Лейли снова приоткрыла чадру и с любопытством посмотрела на юношу. Сурен не был еще взрослым мужчиной, общения с которым полагалось избегать, и его вмешательство было очень кстати. Девушке на самом деле, видимо, хотелось поехать с Ваганом.

— Анвар — мой друг, и он обидится, если узнает, что мы не подвезли тебя, — настаивал Сурен.

Девушка оглянулась и, убедившись, что поблизости никого нет, юркнула в машину, села на заднее сиденье и еще плотней укуталась в чадру. Сурен сел рядом с Ваганом; тот благодарно пожал ему локоть, потом тронул машину и поехал так осторожно, словно вез драгоценнейшую хрустальную вазу. Немного погодя он обернулся к Лейли:

— Как дома? Как здоровье Махмуда-даи?

Лейли немного приоткрыла лицо и грустно произнесла:

— Очень плохо... — И вдруг нагнулась, закрыла лицо руками.

Ваган затормозил.

— Лейли! Почему плачешь? Ну, болен и болен!.. Врача вызвали? — И сам же себе ответил: — А, черт, откуда же деньги на это! И кушать, наверно, нечего, а?.. Ну, ладно, ты не плачь. Что-нибудь придумаем; слышишь?.. Это тебе говорю я, Ваган!

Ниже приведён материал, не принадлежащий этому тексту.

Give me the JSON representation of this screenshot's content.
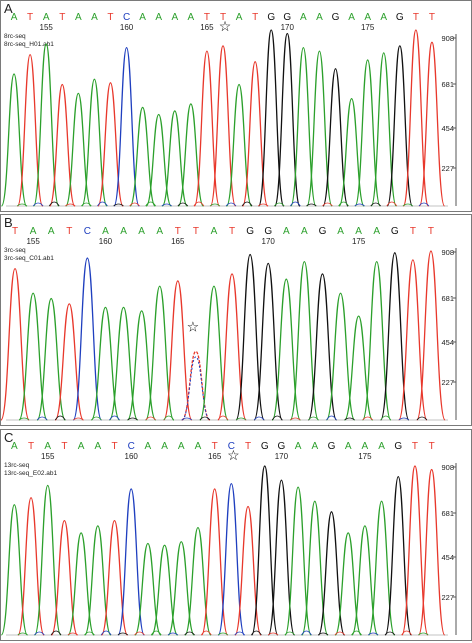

Сурен с невольным сочувствием смотрел то на Лейли, то на Вагана. Он понимал и его тревогу, и желание помочь девушке, но не понимал только одного — как тот выполнит свое громкое обещание? Нужно что-то придумать, чтобы он не ударил в грязь лицом. И сказал первое, что пришло ему в голову:

— Едем скорее к отцу!

Ваган посмотрел на него, благодарно улыбнулся и переключил скорость.


«Уважаемые товарищи!

Сегодня отправляем группу товарищей к вам и в другие города России с требованиями инженерно-технического отдела Кавказской Красной Армии. Я уже писал вам о наших бакинских делах, прошу срочно уведомить наших делегатов и вернуть их скорее обратно. Я посылаю еще других с частными требованиями о радиостанции, миноносцах и пр. Если кое-что уже отправлено, это будет принято во внимание...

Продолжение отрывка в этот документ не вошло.